This post was first posted by Yanglbme on GitHub’s Doocs (stars over 30K). Project address: github.com/doocs/advan…

The interview questions

What is redis avalanche, penetration and breakdown? What happens when Redis crashes? How does the system deal with this? How to handle redis penetration?

Interviewer psychoanalysis

In fact, this is a very important question to ask about cache because cache avalanche and cache penetration are two of the biggest cache questions that either don’t come up or if they do come up it’s a fatal question, so the interviewer will definitely ask you.

Analysis of interview questions

Cache avalanche

For system A, assuming A daily peak of 5,000 requests per second, the cache would have been able to handle 4,000 requests per second at peak times, but the cache machine unexpectedly went down completely. The cache is down, and 5000 requests per second are sent to the database, so the database can’t handle it, so it’s going to give an alarm, and then it’s down. At this point, if no special solution is adopted to handle the failure, the DBA is anxious to restart the database, but the database is immediately killed by the new traffic.

This is cache avalanche.

About 3 years ago, a well-known Internet company in China lost tens of millions of dollars due to a cache accident, which led to an avalanche and the collapse of all the background systems.

Caching avalanche before and after solutions are as follows:

  • Ex ante: Redis high availability, master slave + Sentinel, Redis Cluster, avoid total crash.
  • Issue: Local EhCache + Hystrix stream limiting & degrade to avoid MySQL being killed.
  • After: Redis persistence, once restarted, automatically load data from disk, fast recovery of cached data.

The user sends A request.
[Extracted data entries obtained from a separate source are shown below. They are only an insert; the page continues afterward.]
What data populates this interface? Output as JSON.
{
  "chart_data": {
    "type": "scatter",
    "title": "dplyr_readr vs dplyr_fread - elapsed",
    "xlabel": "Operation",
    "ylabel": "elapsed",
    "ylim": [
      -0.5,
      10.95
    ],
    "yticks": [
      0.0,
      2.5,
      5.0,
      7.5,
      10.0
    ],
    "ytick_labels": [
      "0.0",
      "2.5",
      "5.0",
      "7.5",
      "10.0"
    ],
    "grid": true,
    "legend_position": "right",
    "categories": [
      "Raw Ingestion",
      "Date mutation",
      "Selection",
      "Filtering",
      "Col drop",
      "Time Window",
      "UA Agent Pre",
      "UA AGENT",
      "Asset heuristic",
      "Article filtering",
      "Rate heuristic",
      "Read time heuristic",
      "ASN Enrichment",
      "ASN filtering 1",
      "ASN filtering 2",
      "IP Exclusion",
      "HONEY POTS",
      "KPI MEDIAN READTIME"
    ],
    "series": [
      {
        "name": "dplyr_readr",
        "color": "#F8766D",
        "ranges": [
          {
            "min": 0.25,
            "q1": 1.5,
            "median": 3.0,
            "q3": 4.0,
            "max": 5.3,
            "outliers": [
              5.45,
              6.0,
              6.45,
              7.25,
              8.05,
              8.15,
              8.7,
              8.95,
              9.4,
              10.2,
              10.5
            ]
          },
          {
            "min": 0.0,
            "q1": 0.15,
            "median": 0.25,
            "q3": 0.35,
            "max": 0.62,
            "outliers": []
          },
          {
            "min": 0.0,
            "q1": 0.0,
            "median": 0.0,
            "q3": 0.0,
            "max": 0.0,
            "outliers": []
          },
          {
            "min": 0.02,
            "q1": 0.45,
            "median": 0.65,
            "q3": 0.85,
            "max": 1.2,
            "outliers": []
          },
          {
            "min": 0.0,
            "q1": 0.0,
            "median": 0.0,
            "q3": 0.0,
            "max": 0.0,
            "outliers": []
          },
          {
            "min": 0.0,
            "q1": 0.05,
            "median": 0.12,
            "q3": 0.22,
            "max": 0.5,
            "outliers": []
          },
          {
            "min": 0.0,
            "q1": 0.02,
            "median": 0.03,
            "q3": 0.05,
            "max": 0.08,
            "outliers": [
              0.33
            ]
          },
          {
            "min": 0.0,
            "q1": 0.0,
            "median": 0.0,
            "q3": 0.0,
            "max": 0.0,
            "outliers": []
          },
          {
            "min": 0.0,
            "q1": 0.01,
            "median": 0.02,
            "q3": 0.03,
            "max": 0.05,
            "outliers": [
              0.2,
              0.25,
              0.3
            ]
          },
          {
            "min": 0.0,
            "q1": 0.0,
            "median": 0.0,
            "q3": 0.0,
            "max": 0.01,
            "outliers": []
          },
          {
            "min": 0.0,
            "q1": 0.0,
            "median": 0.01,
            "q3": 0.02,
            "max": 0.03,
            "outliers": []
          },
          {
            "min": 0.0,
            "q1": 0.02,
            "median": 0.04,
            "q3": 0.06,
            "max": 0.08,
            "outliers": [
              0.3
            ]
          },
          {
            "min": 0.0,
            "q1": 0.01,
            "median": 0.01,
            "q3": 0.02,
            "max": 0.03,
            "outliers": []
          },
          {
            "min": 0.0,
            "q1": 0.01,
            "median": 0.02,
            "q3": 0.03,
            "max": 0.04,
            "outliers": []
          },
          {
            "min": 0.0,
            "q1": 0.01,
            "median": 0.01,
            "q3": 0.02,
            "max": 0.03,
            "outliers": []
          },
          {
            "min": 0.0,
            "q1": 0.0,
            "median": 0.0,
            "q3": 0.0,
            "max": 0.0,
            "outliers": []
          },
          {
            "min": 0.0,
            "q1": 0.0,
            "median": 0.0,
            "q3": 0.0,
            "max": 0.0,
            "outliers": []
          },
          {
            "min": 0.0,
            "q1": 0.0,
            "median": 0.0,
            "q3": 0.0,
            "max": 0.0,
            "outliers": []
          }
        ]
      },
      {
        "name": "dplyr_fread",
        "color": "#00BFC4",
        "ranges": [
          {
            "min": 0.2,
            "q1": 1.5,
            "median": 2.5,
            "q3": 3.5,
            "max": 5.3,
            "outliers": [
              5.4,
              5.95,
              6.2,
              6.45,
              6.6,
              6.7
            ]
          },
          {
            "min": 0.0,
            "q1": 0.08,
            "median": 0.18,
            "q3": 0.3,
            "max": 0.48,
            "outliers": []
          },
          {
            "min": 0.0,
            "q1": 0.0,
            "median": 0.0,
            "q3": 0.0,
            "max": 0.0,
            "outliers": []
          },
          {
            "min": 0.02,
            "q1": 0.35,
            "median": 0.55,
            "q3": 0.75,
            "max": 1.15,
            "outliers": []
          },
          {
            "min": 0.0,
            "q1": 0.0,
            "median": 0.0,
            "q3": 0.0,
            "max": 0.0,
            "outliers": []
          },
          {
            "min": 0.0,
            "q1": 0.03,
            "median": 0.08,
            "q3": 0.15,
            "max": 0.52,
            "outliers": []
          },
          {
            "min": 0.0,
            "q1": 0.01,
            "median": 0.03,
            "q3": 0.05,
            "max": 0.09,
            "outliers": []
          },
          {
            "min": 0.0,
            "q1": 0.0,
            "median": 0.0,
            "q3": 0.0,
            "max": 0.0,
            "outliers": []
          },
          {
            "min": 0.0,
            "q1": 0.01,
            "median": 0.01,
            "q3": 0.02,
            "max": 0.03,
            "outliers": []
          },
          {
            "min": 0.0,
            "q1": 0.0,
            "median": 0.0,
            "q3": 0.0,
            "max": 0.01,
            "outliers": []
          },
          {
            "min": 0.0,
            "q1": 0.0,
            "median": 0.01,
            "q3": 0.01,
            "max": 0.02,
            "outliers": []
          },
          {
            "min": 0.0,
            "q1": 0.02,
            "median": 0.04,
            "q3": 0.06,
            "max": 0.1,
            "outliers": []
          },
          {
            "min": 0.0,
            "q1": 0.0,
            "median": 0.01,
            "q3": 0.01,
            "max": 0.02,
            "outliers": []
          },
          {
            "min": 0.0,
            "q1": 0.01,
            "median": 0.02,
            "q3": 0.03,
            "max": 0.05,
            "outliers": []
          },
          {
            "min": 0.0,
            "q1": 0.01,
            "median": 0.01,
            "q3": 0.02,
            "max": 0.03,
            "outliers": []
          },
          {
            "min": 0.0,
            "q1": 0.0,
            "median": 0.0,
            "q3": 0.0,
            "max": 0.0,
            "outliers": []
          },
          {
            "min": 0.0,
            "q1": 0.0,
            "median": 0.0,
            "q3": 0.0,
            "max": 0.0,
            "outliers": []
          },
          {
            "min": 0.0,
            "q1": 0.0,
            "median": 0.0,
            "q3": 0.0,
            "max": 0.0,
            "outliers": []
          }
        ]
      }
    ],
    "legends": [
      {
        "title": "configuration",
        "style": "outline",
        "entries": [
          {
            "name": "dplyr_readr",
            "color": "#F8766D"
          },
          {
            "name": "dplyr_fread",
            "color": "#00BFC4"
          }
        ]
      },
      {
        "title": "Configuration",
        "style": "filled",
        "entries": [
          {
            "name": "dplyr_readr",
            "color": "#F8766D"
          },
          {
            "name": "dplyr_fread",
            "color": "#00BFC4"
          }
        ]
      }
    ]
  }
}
After receiving the request, system A checks the local EhCache first. If the request is not found, system A checks redis. If neither EhCache nor Redis exists, check the database and write the result in the database to EhCache and Redis.
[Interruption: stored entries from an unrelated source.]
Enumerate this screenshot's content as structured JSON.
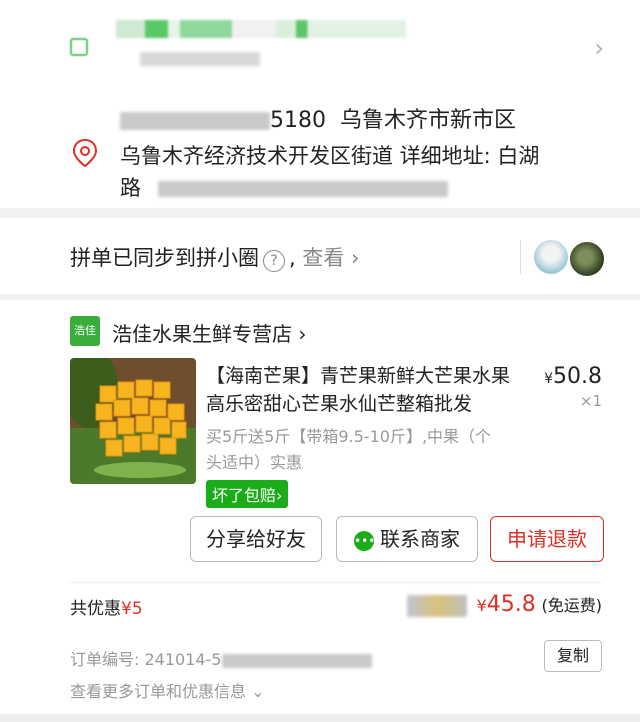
{
  "address": {
    "phone_suffix": "5180",
    "region": "乌鲁木齐市新市区",
    "line2": "乌鲁木齐经济技术开发区街道 详细地址: 白湖",
    "line3": "路"
  },
  "sync": {
    "text": "拼单已同步到拼小圈",
    "view": "查看",
    "chevron": "›"
  },
  "store": {
    "logo": "浩佳",
    "name": "浩佳水果生鲜专营店",
    "chevron": "›"
  },
  "product": {
    "title": "【海南芒果】青芒果新鲜大芒果水果高乐密甜心芒果水仙芒整箱批发",
    "price_symbol": "¥",
    "price": "50.8",
    "qty": "×1",
    "spec": "买5斤送5斤【带箱9.5-10斤】,中果（个头适中）实惠",
    "tag": "坏了包赔"
  },
  "buttons": {
    "share": "分享给好友",
    "contact": "联系商家",
    "refund": "申请退款"
  },
  "summary": {
    "discount_label": "共优惠",
    "discount_value": "¥5",
    "total_symbol": "¥",
    "total": "45.8",
    "shipping": "(免运费)"
  },
  "order": {
    "number_label": "订单编号:",
    "number_visible": "241014-5",
    "copy": "复制",
    "more": "查看更多订单和优惠信息"
  },
  "colors": {
    "accent_red": "#e02e24",
    "accent_green": "#1aad19"
  }
}
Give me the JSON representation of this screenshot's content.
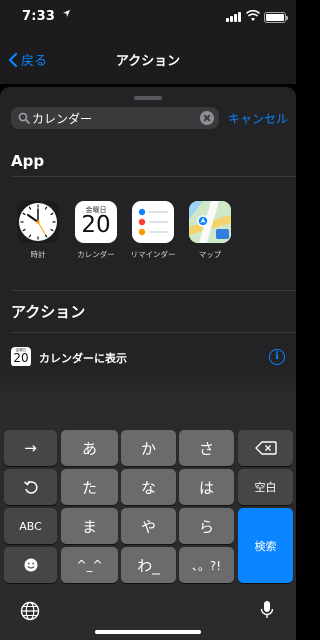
{
  "status_bar": {
    "time": "7:33"
  },
  "nav": {
    "back_label": "戻る",
    "title": "アクション"
  },
  "search": {
    "query": "カレンダー",
    "cancel_label": "キャンセル"
  },
  "apps_section": {
    "title": "App",
    "apps": [
      {
        "label": "時計",
        "icon": "clock-icon"
      },
      {
        "label": "カレンダー",
        "icon": "calendar-icon",
        "weekday": "金曜日",
        "day": "20"
      },
      {
        "label": "リマインダー",
        "icon": "reminders-icon"
      },
      {
        "label": "マップ",
        "icon": "maps-icon"
      }
    ]
  },
  "actions_section": {
    "title": "アクション",
    "items": [
      {
        "label": "カレンダーに表示",
        "icon_weekday": "金曜日",
        "icon_day": "20"
      }
    ]
  },
  "keyboard": {
    "row1": [
      "→",
      "あ",
      "か",
      "さ"
    ],
    "row2": [
      "た",
      "な",
      "は",
      "空白"
    ],
    "row3": [
      "ABC",
      "ま",
      "や",
      "ら",
      "検索"
    ],
    "row4": [
      "^_^",
      "わ_",
      "、。?!"
    ]
  },
  "colors": {
    "accent": "#0a84ff",
    "sheet": "#232325",
    "keyboard": "#2b2b2d"
  }
}
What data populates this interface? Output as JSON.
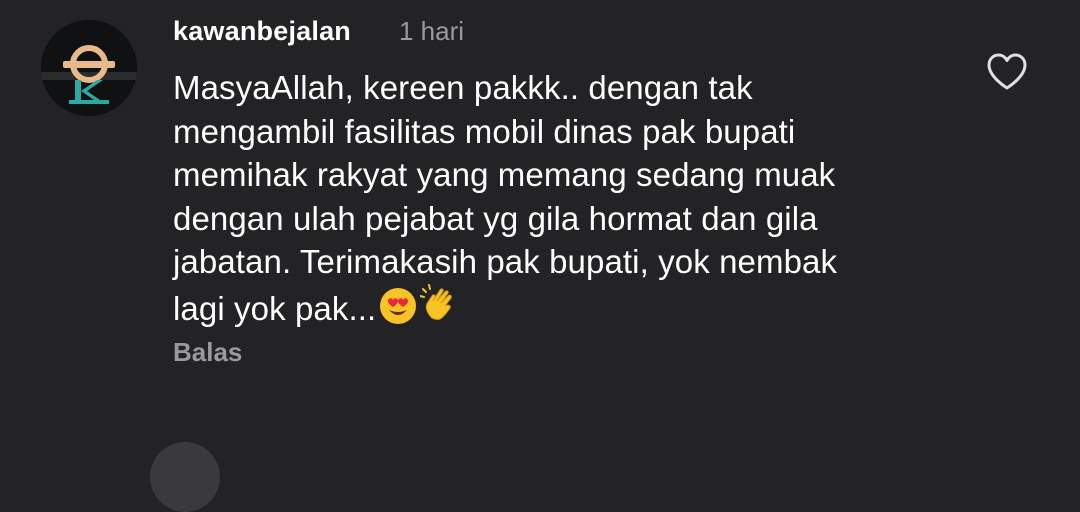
{
  "comment": {
    "username": "kawanbejalan",
    "timestamp": "1 hari",
    "lines": [
      "MasyaAllah, kereen pakkk.. dengan tak",
      "mengambil fasilitas mobil dinas pak bupati",
      "memihak rakyat yang memang sedang muak",
      "dengan ulah pejabat yg gila hormat dan gila",
      "jabatan. Terimakasih pak bupati, yok nembak",
      "lagi yok pak..."
    ],
    "emojis": [
      "heart-eyes-emoji",
      "clapping-hands-emoji"
    ],
    "reply_label": "Balas",
    "like_icon": "heart-outline-icon"
  },
  "next_comment": {
    "username": "",
    "timestamp": ""
  },
  "colors": {
    "background": "#232325",
    "text_primary": "#ffffff",
    "text_secondary": "#9a9a9c",
    "avatar_accent_orange": "#e8b98a",
    "avatar_accent_teal": "#2aa9a3"
  }
}
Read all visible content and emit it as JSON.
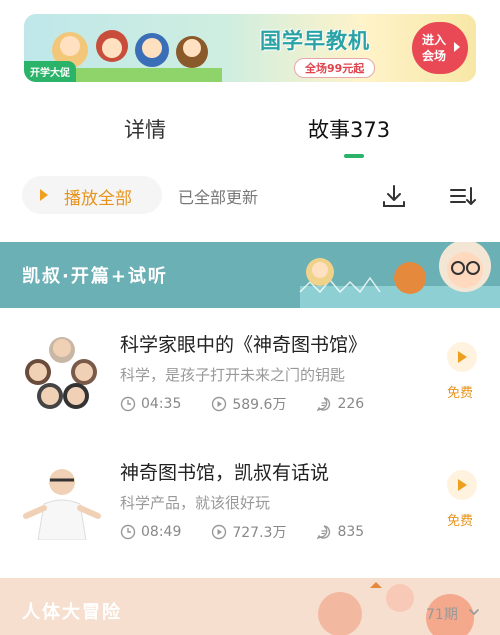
{
  "banner": {
    "promo_tag": "开学大促",
    "title": "国学早教机",
    "subtitle": "全场99元起",
    "enter_label_line1": "进入",
    "enter_label_line2": "会场"
  },
  "tabs": [
    {
      "label": "详情"
    },
    {
      "label": "故事373"
    }
  ],
  "actions": {
    "play_all_label": "播放全部",
    "updated_text": "已全部更新"
  },
  "section1": {
    "title": "凯叔·开篇+试听"
  },
  "items": [
    {
      "title": "科学家眼中的《神奇图书馆》",
      "desc": "科学，是孩子打开未来之门的钥匙",
      "duration": "04:35",
      "plays": "589.6万",
      "comments": "226",
      "badge": "免费"
    },
    {
      "title": "神奇图书馆，凯叔有话说",
      "desc": "科学产品，就该很好玩",
      "duration": "08:49",
      "plays": "727.3万",
      "comments": "835",
      "badge": "免费"
    }
  ],
  "section2": {
    "title": "人体大冒险",
    "periods": "71期"
  },
  "colors": {
    "accent_green": "#2bb36a",
    "accent_orange": "#e8931b",
    "section1_bg": "#6bb0b5",
    "section2_bg": "#f6dfcf"
  }
}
The flow limiting component, can set the request per second, how many can pass through the component, the rest of the request did not pass, what to do? Go down! You can return some default values, either as a reminder, or blank values.

Benefits:

  • The database is never dead, and the flow limiting component ensures that only requests pass per second.
  • As long as the database doesn’t die, that means that two out of five requests can be processed by the user.
  • As long as 2/5 of the requests are processed, your system is not dead. For the user, it may be a few clicks, but a few more clicks, can be a page.

The cache to penetrate

For system A, let’s say 5,000 requests per second, and 4,000 of those requests turn out to be malicious attacks by hackers.

Those 4,000 attacks by the hacker, they’re not in the cache, and every time you go to the database, they’re not.
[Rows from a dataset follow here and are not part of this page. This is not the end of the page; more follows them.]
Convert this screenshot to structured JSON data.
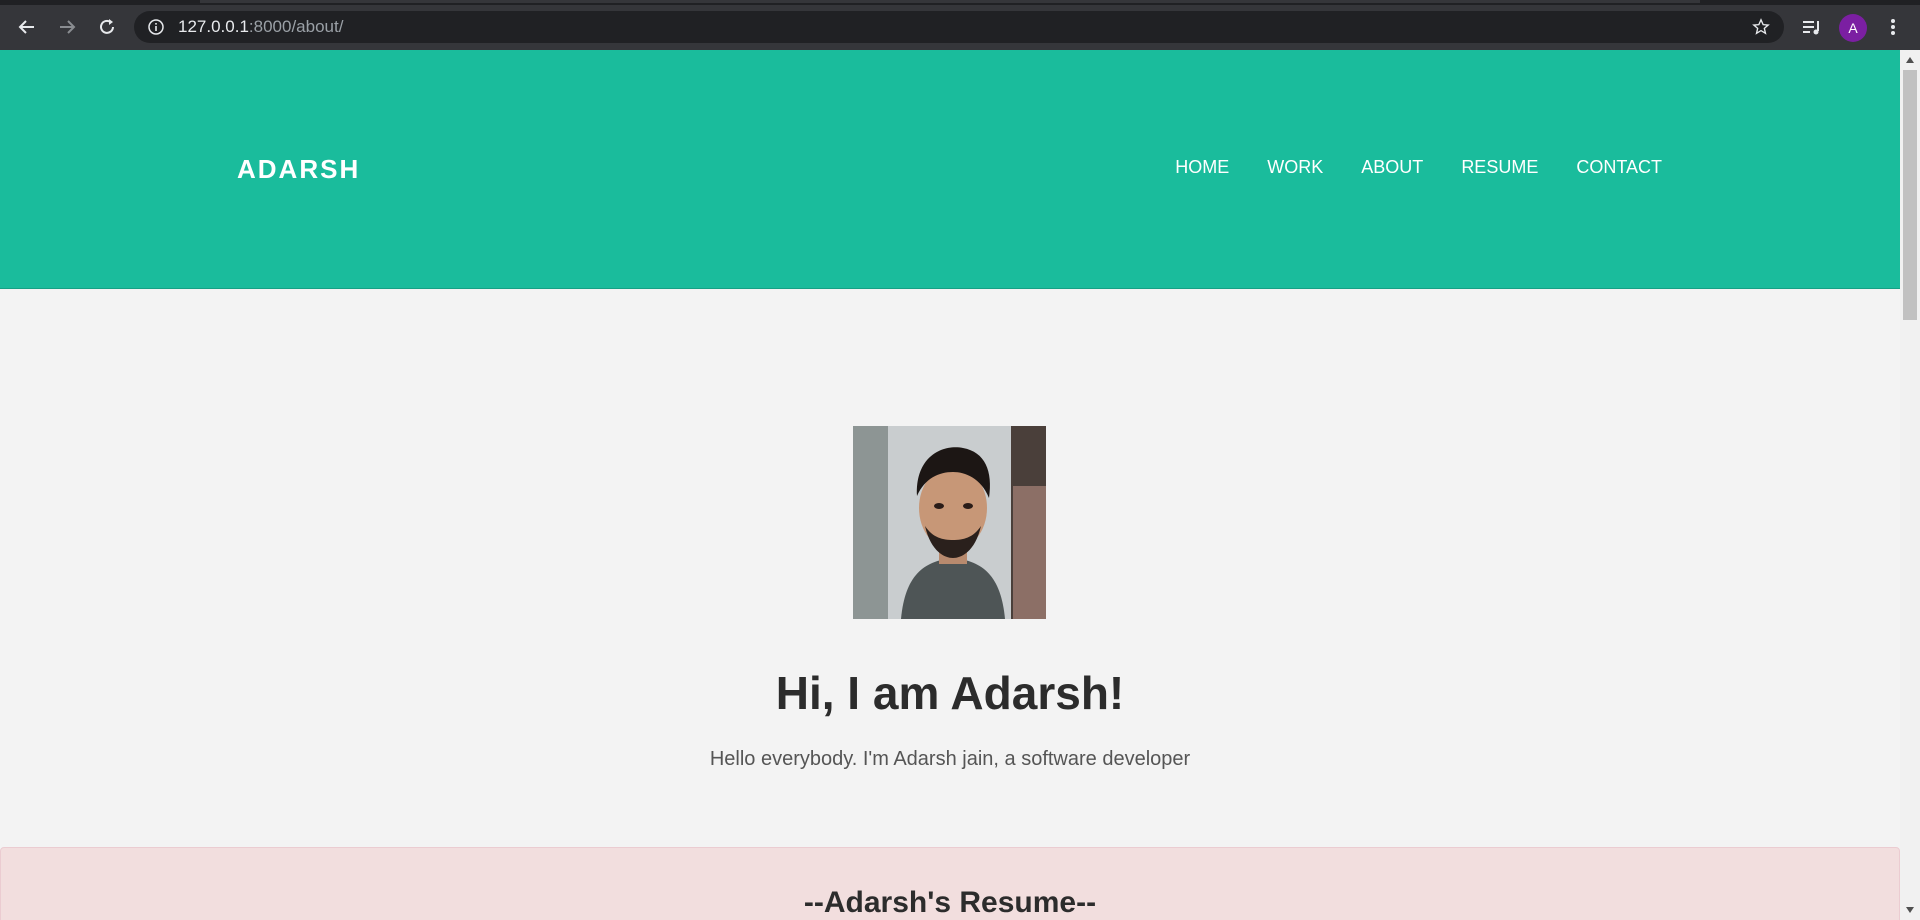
{
  "browser": {
    "url_host": "127.0.0.1",
    "url_rest": ":8000/about/",
    "profile_initial": "A"
  },
  "site": {
    "brand": "ADARSH",
    "nav": [
      "HOME",
      "WORK",
      "ABOUT",
      "RESUME",
      "CONTACT"
    ]
  },
  "hero": {
    "title": "Hi, I am Adarsh!",
    "subtitle": "Hello everybody. I'm Adarsh jain, a software developer"
  },
  "resume": {
    "title": "--Adarsh's Resume--"
  },
  "colors": {
    "header": "#1abc9c",
    "page_bg": "#f3f3f3",
    "resume_bg": "#f2dede",
    "avatar": "#7b1fa2"
  }
}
Here’s an example. The database ID starts at 1, and the hacker sends all request ids with negative numbers. This way, there will be no cache, and the request will be queried directly from the database every time. Cache penetration in this malicious attack scenario would kill the database.

Each time system A does not find A value in the database, it writes A null value to the cache, such as set-999 UNKNOWN. Then set an expiration time so that the next time the same key is accessed, the data can be fetched directly from the cache before the cache expires.

Cache breakdown

Cache breakdown refers to a situation where a key is very hot and accessed frequently and is in centralized and high concurrency. When the key fails, a large number of requests will break through the cache and directly request the database, just like cutting a hole in a barrier.

The solutions in different scenarios are as follows:

  • If the cached data is almost never updated, you can set the hotspot data to never expire.
  • Unless the cached data update frequently, and the whole process of cache refresh under the circumstances of less time consuming, you can use redis, they are distributed middleware based distributed mutex, or local mutex to ensure that only a small amount of request to the database and rebuild the cache, other threads can access after the lock is released to the new cache.
  • If the cache data is frequently updated or the cache refresh process takes a long time, the timed thread can be used to proactively rebuild the cache before the cache expires or postpone the cache expiration time to ensure that all requests can access the corresponding cache.

Welcome to follow my wechat public account “Doocs Open Source Community” and push original technical articles as soon as possible.